Graduate students spend years researching and writing about one single topic. They leave university with knowledge and information many people will never understand. And that’s a problem — a problem an unusual competition seeks to solve.
Three Minute Thesis, or 3MT, started in Australia in 2008. 3MT is now an international competition that challenges graduate students to present their lengthy, jargon-filled theses to a non-expert audience in less than three minutes.
Rachel Phinney and Marie Schwaner are graduate students at Boise State University and the University of Idaho respectively. They each won the 3MT competition at their universities last week. They joined Idaho Matters to talk more about their approach to preparing a presentation like this, and the importance of doing so for others and their careers.

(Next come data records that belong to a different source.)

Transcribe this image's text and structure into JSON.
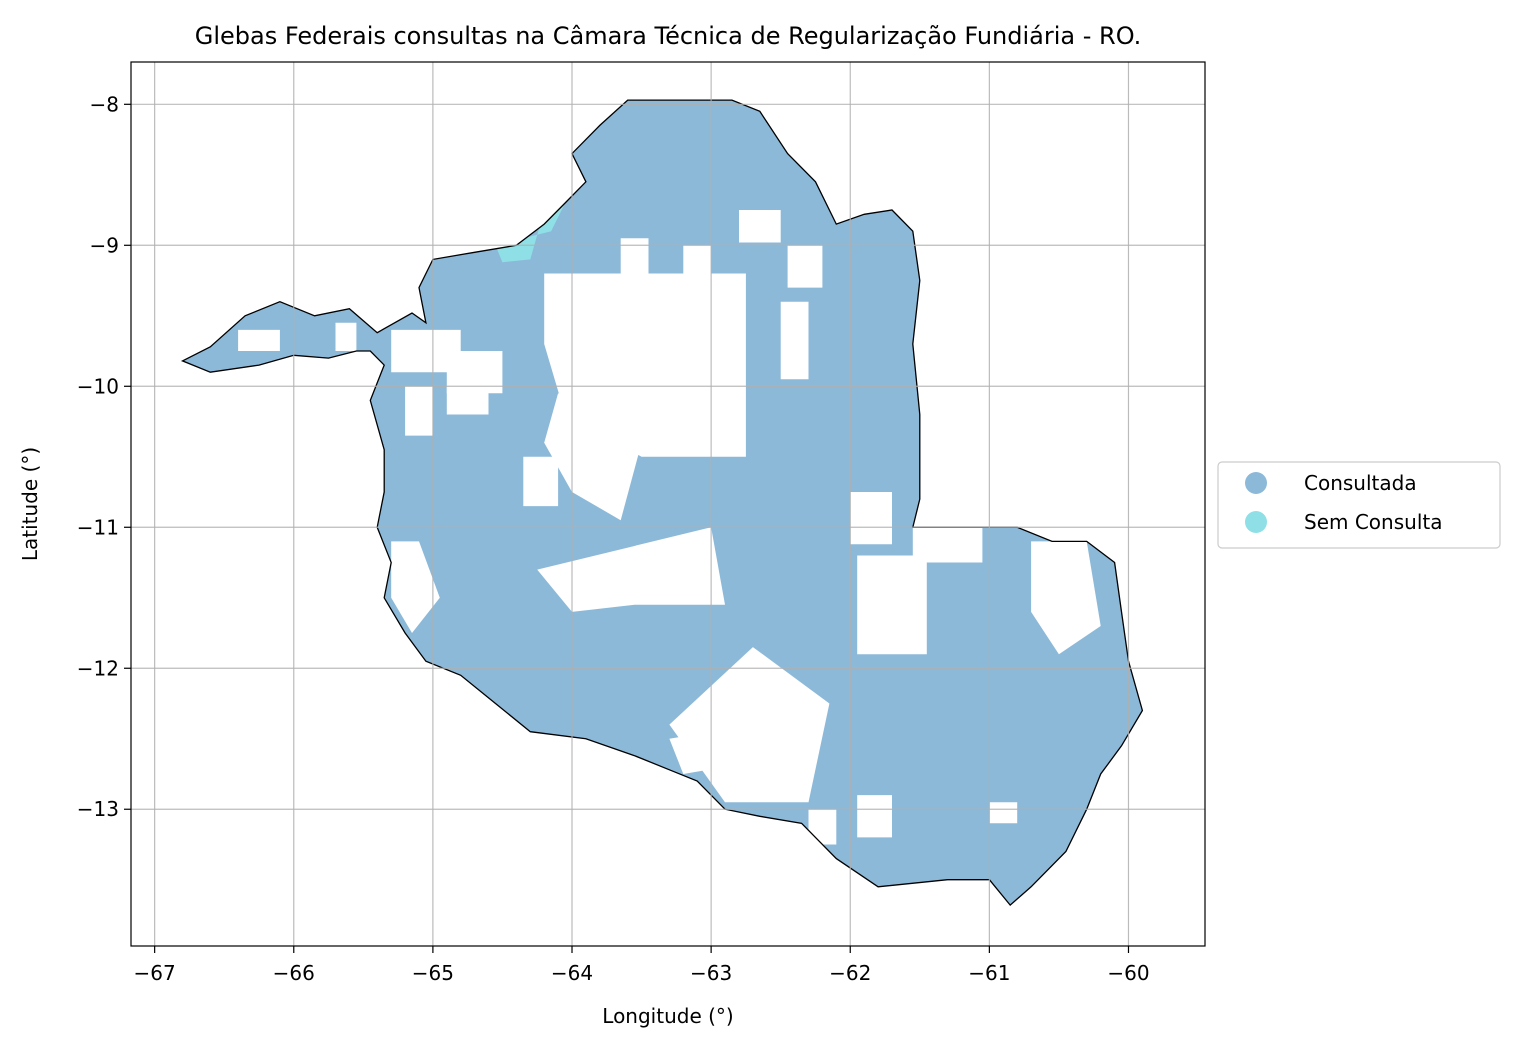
{
  "chart_data": {
    "type": "map",
    "title": "Glebas Federais consultas na Câmara Técnica de Regularização Fundiária - RO.",
    "xlabel": "Longitude (°)",
    "ylabel": "Latitude (°)",
    "xlim": [
      -67.17,
      -59.45
    ],
    "ylim": [
      -13.97,
      -7.7
    ],
    "xticks": [
      -67,
      -66,
      -65,
      -64,
      -63,
      -62,
      -61,
      -60
    ],
    "yticks": [
      -8,
      -9,
      -10,
      -11,
      -12,
      -13
    ],
    "xtick_labels": [
      "−67",
      "−66",
      "−65",
      "−64",
      "−63",
      "−62",
      "−61",
      "−60"
    ],
    "ytick_labels": [
      "−8",
      "−9",
      "−10",
      "−11",
      "−12",
      "−13"
    ],
    "grid": true,
    "legend_position": "outside right",
    "legend": [
      {
        "label": "Consultada",
        "color": "#8db9d9"
      },
      {
        "label": "Sem Consulta",
        "color": "#8ee0e6"
      }
    ],
    "boundary_lonlat": [
      [
        -66.8,
        -9.82
      ],
      [
        -66.6,
        -9.72
      ],
      [
        -66.35,
        -9.5
      ],
      [
        -66.1,
        -9.4
      ],
      [
        -65.85,
        -9.5
      ],
      [
        -65.6,
        -9.45
      ],
      [
        -65.4,
        -9.62
      ],
      [
        -65.15,
        -9.48
      ],
      [
        -65.05,
        -9.55
      ],
      [
        -65.1,
        -9.3
      ],
      [
        -65.0,
        -9.1
      ],
      [
        -64.7,
        -9.05
      ],
      [
        -64.4,
        -9.0
      ],
      [
        -64.2,
        -8.85
      ],
      [
        -64.05,
        -8.7
      ],
      [
        -63.9,
        -8.55
      ],
      [
        -64.0,
        -8.35
      ],
      [
        -63.8,
        -8.15
      ],
      [
        -63.6,
        -7.97
      ],
      [
        -62.85,
        -7.97
      ],
      [
        -62.65,
        -8.05
      ],
      [
        -62.45,
        -8.35
      ],
      [
        -62.25,
        -8.55
      ],
      [
        -62.1,
        -8.85
      ],
      [
        -61.9,
        -8.78
      ],
      [
        -61.7,
        -8.75
      ],
      [
        -61.55,
        -8.9
      ],
      [
        -61.5,
        -9.25
      ],
      [
        -61.55,
        -9.7
      ],
      [
        -61.5,
        -10.2
      ],
      [
        -61.5,
        -10.8
      ],
      [
        -61.55,
        -11.0
      ],
      [
        -60.8,
        -11.0
      ],
      [
        -60.55,
        -11.1
      ],
      [
        -60.3,
        -11.1
      ],
      [
        -60.1,
        -11.25
      ],
      [
        -60.05,
        -11.6
      ],
      [
        -60.0,
        -11.95
      ],
      [
        -59.9,
        -12.3
      ],
      [
        -60.05,
        -12.55
      ],
      [
        -60.2,
        -12.75
      ],
      [
        -60.3,
        -13.0
      ],
      [
        -60.45,
        -13.3
      ],
      [
        -60.7,
        -13.55
      ],
      [
        -60.85,
        -13.68
      ],
      [
        -61.0,
        -13.5
      ],
      [
        -61.3,
        -13.5
      ],
      [
        -61.8,
        -13.55
      ],
      [
        -62.1,
        -13.35
      ],
      [
        -62.35,
        -13.1
      ],
      [
        -62.65,
        -13.05
      ],
      [
        -62.9,
        -13.0
      ],
      [
        -63.1,
        -12.8
      ],
      [
        -63.3,
        -12.72
      ],
      [
        -63.55,
        -12.62
      ],
      [
        -63.9,
        -12.5
      ],
      [
        -64.3,
        -12.45
      ],
      [
        -64.55,
        -12.25
      ],
      [
        -64.8,
        -12.05
      ],
      [
        -65.05,
        -11.95
      ],
      [
        -65.2,
        -11.75
      ],
      [
        -65.35,
        -11.5
      ],
      [
        -65.3,
        -11.25
      ],
      [
        -65.4,
        -11.0
      ],
      [
        -65.35,
        -10.75
      ],
      [
        -65.35,
        -10.45
      ],
      [
        -65.45,
        -10.1
      ],
      [
        -65.35,
        -9.85
      ],
      [
        -65.45,
        -9.75
      ],
      [
        -65.55,
        -9.75
      ],
      [
        -65.75,
        -9.8
      ],
      [
        -66.0,
        -9.78
      ],
      [
        -66.25,
        -9.85
      ],
      [
        -66.6,
        -9.9
      ],
      [
        -66.8,
        -9.82
      ]
    ],
    "unconsulted_areas_lonlat": [
      [
        [
          -63.65,
          -8.95
        ],
        [
          -63.45,
          -8.95
        ],
        [
          -63.45,
          -9.3
        ],
        [
          -63.65,
          -9.3
        ]
      ],
      [
        [
          -63.2,
          -9.0
        ],
        [
          -63.0,
          -9.0
        ],
        [
          -63.0,
          -9.25
        ],
        [
          -63.2,
          -9.25
        ]
      ],
      [
        [
          -62.8,
          -8.75
        ],
        [
          -62.5,
          -8.75
        ],
        [
          -62.5,
          -8.98
        ],
        [
          -62.8,
          -8.98
        ]
      ],
      [
        [
          -62.45,
          -9.0
        ],
        [
          -62.2,
          -9.0
        ],
        [
          -62.2,
          -9.3
        ],
        [
          -62.45,
          -9.3
        ]
      ],
      [
        [
          -64.2,
          -9.2
        ],
        [
          -62.75,
          -9.2
        ],
        [
          -62.75,
          -10.5
        ],
        [
          -63.5,
          -10.5
        ],
        [
          -64.05,
          -10.2
        ],
        [
          -64.2,
          -9.7
        ]
      ],
      [
        [
          -62.5,
          -9.4
        ],
        [
          -62.3,
          -9.4
        ],
        [
          -62.3,
          -9.95
        ],
        [
          -62.5,
          -9.95
        ]
      ],
      [
        [
          -65.3,
          -9.6
        ],
        [
          -64.8,
          -9.6
        ],
        [
          -64.8,
          -9.9
        ],
        [
          -65.3,
          -9.9
        ]
      ],
      [
        [
          -64.9,
          -9.75
        ],
        [
          -64.5,
          -9.75
        ],
        [
          -64.5,
          -10.05
        ],
        [
          -64.9,
          -10.05
        ]
      ],
      [
        [
          -65.2,
          -10.0
        ],
        [
          -65.0,
          -10.0
        ],
        [
          -65.0,
          -10.35
        ],
        [
          -65.2,
          -10.35
        ]
      ],
      [
        [
          -64.9,
          -10.0
        ],
        [
          -64.6,
          -10.0
        ],
        [
          -64.6,
          -10.2
        ],
        [
          -64.9,
          -10.2
        ]
      ],
      [
        [
          -64.1,
          -10.05
        ],
        [
          -63.5,
          -10.4
        ],
        [
          -63.65,
          -10.95
        ],
        [
          -64.0,
          -10.75
        ],
        [
          -64.2,
          -10.4
        ]
      ],
      [
        [
          -64.25,
          -11.3
        ],
        [
          -63.0,
          -11.0
        ],
        [
          -62.9,
          -11.55
        ],
        [
          -63.55,
          -11.55
        ],
        [
          -64.0,
          -11.6
        ]
      ],
      [
        [
          -65.3,
          -11.1
        ],
        [
          -65.1,
          -11.1
        ],
        [
          -64.95,
          -11.5
        ],
        [
          -65.15,
          -11.75
        ],
        [
          -65.3,
          -11.5
        ]
      ],
      [
        [
          -62.0,
          -10.75
        ],
        [
          -61.7,
          -10.75
        ],
        [
          -61.7,
          -11.12
        ],
        [
          -62.0,
          -11.12
        ]
      ],
      [
        [
          -61.95,
          -11.2
        ],
        [
          -61.45,
          -11.2
        ],
        [
          -61.45,
          -11.9
        ],
        [
          -61.95,
          -11.9
        ]
      ],
      [
        [
          -61.55,
          -11.0
        ],
        [
          -61.05,
          -11.0
        ],
        [
          -61.05,
          -11.25
        ],
        [
          -61.55,
          -11.25
        ]
      ],
      [
        [
          -62.7,
          -11.85
        ],
        [
          -62.15,
          -12.25
        ],
        [
          -62.3,
          -12.95
        ],
        [
          -62.9,
          -12.95
        ],
        [
          -63.3,
          -12.4
        ]
      ],
      [
        [
          -63.3,
          -12.5
        ],
        [
          -63.0,
          -12.45
        ],
        [
          -62.9,
          -12.7
        ],
        [
          -63.2,
          -12.75
        ]
      ],
      [
        [
          -60.7,
          -11.1
        ],
        [
          -60.3,
          -11.1
        ],
        [
          -60.2,
          -11.7
        ],
        [
          -60.5,
          -11.9
        ],
        [
          -60.7,
          -11.6
        ]
      ],
      [
        [
          -61.0,
          -12.95
        ],
        [
          -60.8,
          -12.95
        ],
        [
          -60.8,
          -13.1
        ],
        [
          -61.0,
          -13.1
        ]
      ],
      [
        [
          -61.95,
          -12.9
        ],
        [
          -61.7,
          -12.9
        ],
        [
          -61.7,
          -13.2
        ],
        [
          -61.95,
          -13.2
        ]
      ],
      [
        [
          -62.3,
          -13.0
        ],
        [
          -62.1,
          -13.0
        ],
        [
          -62.1,
          -13.25
        ],
        [
          -62.3,
          -13.25
        ]
      ],
      [
        [
          -64.35,
          -10.5
        ],
        [
          -64.1,
          -10.5
        ],
        [
          -64.1,
          -10.85
        ],
        [
          -64.35,
          -10.85
        ]
      ],
      [
        [
          -66.4,
          -9.6
        ],
        [
          -66.1,
          -9.6
        ],
        [
          -66.1,
          -9.75
        ],
        [
          -66.4,
          -9.75
        ]
      ],
      [
        [
          -65.7,
          -9.55
        ],
        [
          -65.55,
          -9.55
        ],
        [
          -65.55,
          -9.75
        ],
        [
          -65.7,
          -9.75
        ]
      ]
    ],
    "sem_consulta_areas_lonlat": [
      [
        [
          -64.55,
          -9.0
        ],
        [
          -64.15,
          -8.9
        ],
        [
          -64.05,
          -8.7
        ],
        [
          -64.2,
          -8.75
        ],
        [
          -64.3,
          -9.1
        ],
        [
          -64.5,
          -9.12
        ]
      ]
    ]
  }
}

To Phinney, the need for learning this skill in communication is obvious. “The 3 Minute Thesis is a great way to practice that skill that will be so useful as we continue our careers,” she said.
Schwaner says the fun of it doesn't just come from the competition. She says she learns from other students on stage. “It’s not only the general audience that we need to be clear to,” Schwaner said. “The fact that I study biomechanics and animals makes me knowing way less about other topics. So even if another science from another field comes with all the jargon, I know [as little] as the general audience.”
On Tuesday Feb. 19, the 3MT finalists from all three of Idaho’s research institutions — University of Idaho, Idaho State University and Boise State University — will compete in the 2020 Idaho 3MT competition here in Boise.